SA mining adopting, driving 4IR as its transformation journey continues

21st June 2019 By: Natasha Odendaal - Creamer Media Senior Deputy Editor

SA mining adopting, driving 4IR as its transformation journey continues

The mining industry in South Africa is continuing its transformation journey as it adjusts to the ever-increasing pace of the prevailing technological revolution, with the 100-plus-year-old industry, steeped in tradition and, at times, crisis, seeking out new ways of adapting to this era of change.

The current transition sees the industry increasingly emerging with a dual role: stimulating the Fourth Industrial Revolution (4IR) and embedding 4IR initiatives into its own operations to reverse its current downward spiral.

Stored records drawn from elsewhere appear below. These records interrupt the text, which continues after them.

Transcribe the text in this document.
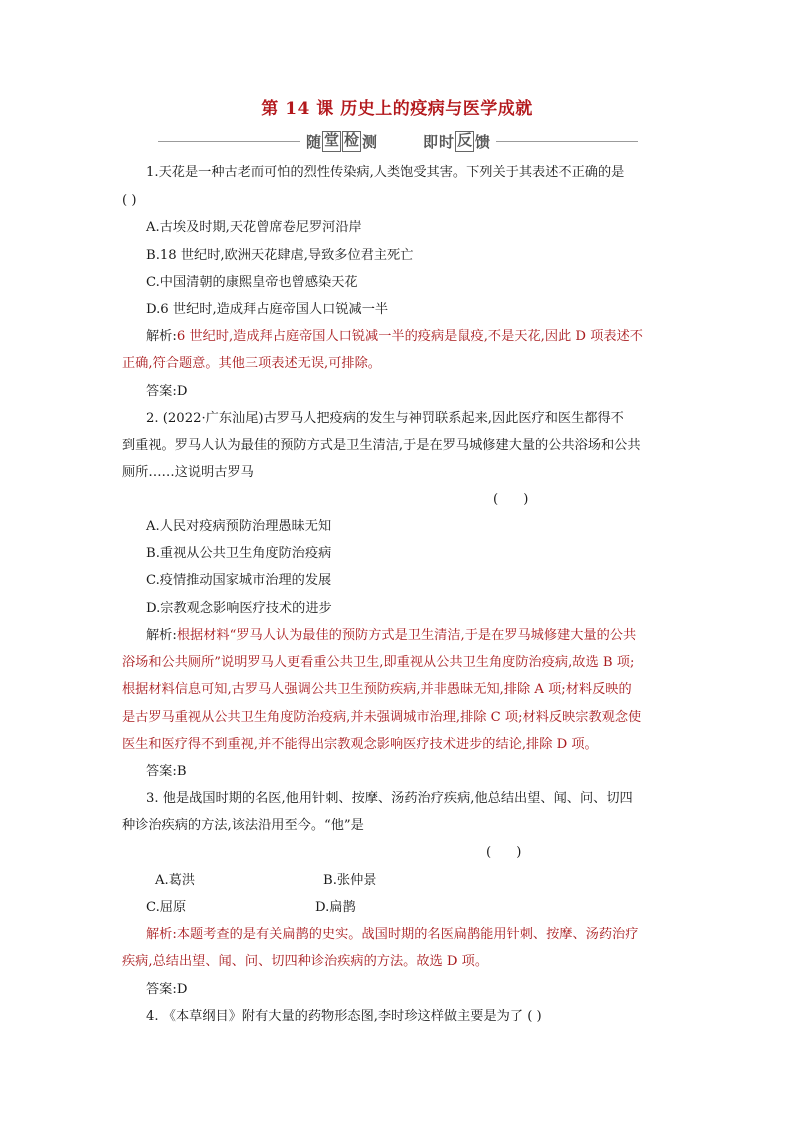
第 14 课 历史上的疫病与医学成就
随 堂 检 测	即 时 反 馈
1.天花是一种古老而可怕的烈性传染病,人类饱受其害。下列关于其表述不正确的是
( )
A.古埃及时期,天花曾席卷尼罗河沿岸
B.18 世纪时,欧洲天花肆虐,导致多位君主死亡
C.中国清朝的康熙皇帝也曾感染天花
D.6 世纪时,造成拜占庭帝国人口锐减一半
解析:6 世纪时,造成拜占庭帝国人口锐减一半的疫病是鼠疫,不是天花,因此 D 项表述不
正确,符合题意。其他三项表述无误,可排除。
答案:D
2. (2022·广东汕尾)古罗马人把疫病的发生与神罚联系起来,因此医疗和医生都得不
到重视。罗马人认为最佳的预防方式是卫生清洁,于是在罗马城修建大量的公共浴场和公共
厕所……这说明古罗马
(      )
A.人民对疫病预防治理愚昧无知
B.重视从公共卫生角度防治疫病
C.疫情推动国家城市治理的发展
D.宗教观念影响医疗技术的进步
解析:根据材料“罗马人认为最佳的预防方式是卫生清洁,于是在罗马城修建大量的公共
浴场和公共厕所”说明罗马人更看重公共卫生,即重视从公共卫生角度防治疫病,故选 B 项;
根据材料信息可知,古罗马人强调公共卫生预防疾病,并非愚昧无知,排除 A 项;材料反映的
是古罗马重视从公共卫生角度防治疫病,并未强调城市治理,排除 C 项;材料反映宗教观念使
医生和医疗得不到重视,并不能得出宗教观念影响医疗技术进步的结论,排除 D 项。
答案:B
3. 他是战国时期的名医,他用针刺、按摩、汤药治疗疾病,他总结出望、闻、问、切四
种诊治疾病的方法,该法沿用至今。“他”是
(      )
A.葛洪	B.张仲景
C.屈原	D.扁鹊
解析:本题考查的是有关扁鹊的史实。战国时期的名医扁鹊能用针刺、按摩、汤药治疗
疾病,总结出望、闻、问、切四种诊治疾病的方法。故选 D 项。
答案:D
4. 《本草纲目》附有大量的药物形态图,李时珍这样做主要是为了 ( )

Mining research and development (R&D) and innovation are firmly back on the national agenda, with several seminars, collaborations and partnerships being pursued, with the aim of aligning the drive to embed 4IR in the South African mining context and breaking the silos impeding integration between government, academia, unions and other relevant stakeholders.

In recent months, Baletsema Mining Services and the University of South Africa (Unisa), the Southern African Institute of Mining and Metallurgy (SAIMM), the Council for Scientific and Industrial Research (CSIR), the Institute for Security Studies, and the University of the Witwatersrand’s (Wits) Partnership for 4IR in South Africa (4IRSA), besides others, have all hosted conferences and seminars to delve deeper into the topic.

With many heavily engrossed in new technology development initiatives and open discussions, South Africa is fully enveloped in focused, in-depth research, all seeking the potential in 4IR across industries.

However, despite the latest revolution being much debated over the past few years, there is still little clarity on how it will unfold, the direction it will take and its overall impact on the mining sector.

While elements of 4IR are already firmly entrenched across South Africa, many believe that collaboration will be key in realising potential significant gains and furthering global interests.

“One thing is clear: if we carry on doing things the way that we are doing them right now, then our future is extremely limited. It is a sobering thought, but it is a reality,” says Mandela Mining Precinct (MMP) director Alastair Macfarlane.

Further, while it is essential that the industry leverages the latest technologies to reduce costs, extract higher grades or increase depths, 4IR could go much deeper than optimising mines – indeed, without mining, 4IR is impossible.

The mining industry holds the key to drive 4IR, as the revolution cannot happen without the minerals sourced from the ground, warns Minerals Council South Africa modernisation and safety senior executive Sietse van der Woude.

“Of the 118 elements of the periodic table, two-thirds, or 74, would not be with us if it were not for mining, either directly or as a by-product – that is how important mining is to 4IR and the future,” he says.

Addressing the SAIMM’s New Technology Conference this month, he explained that about 30 of these elements were being mined in the rest of Africa, while 25 of the elements were mined in South Africa.

Despite the many challenges the continent faces, Africa “could and should be” the leader in mining in 4IR.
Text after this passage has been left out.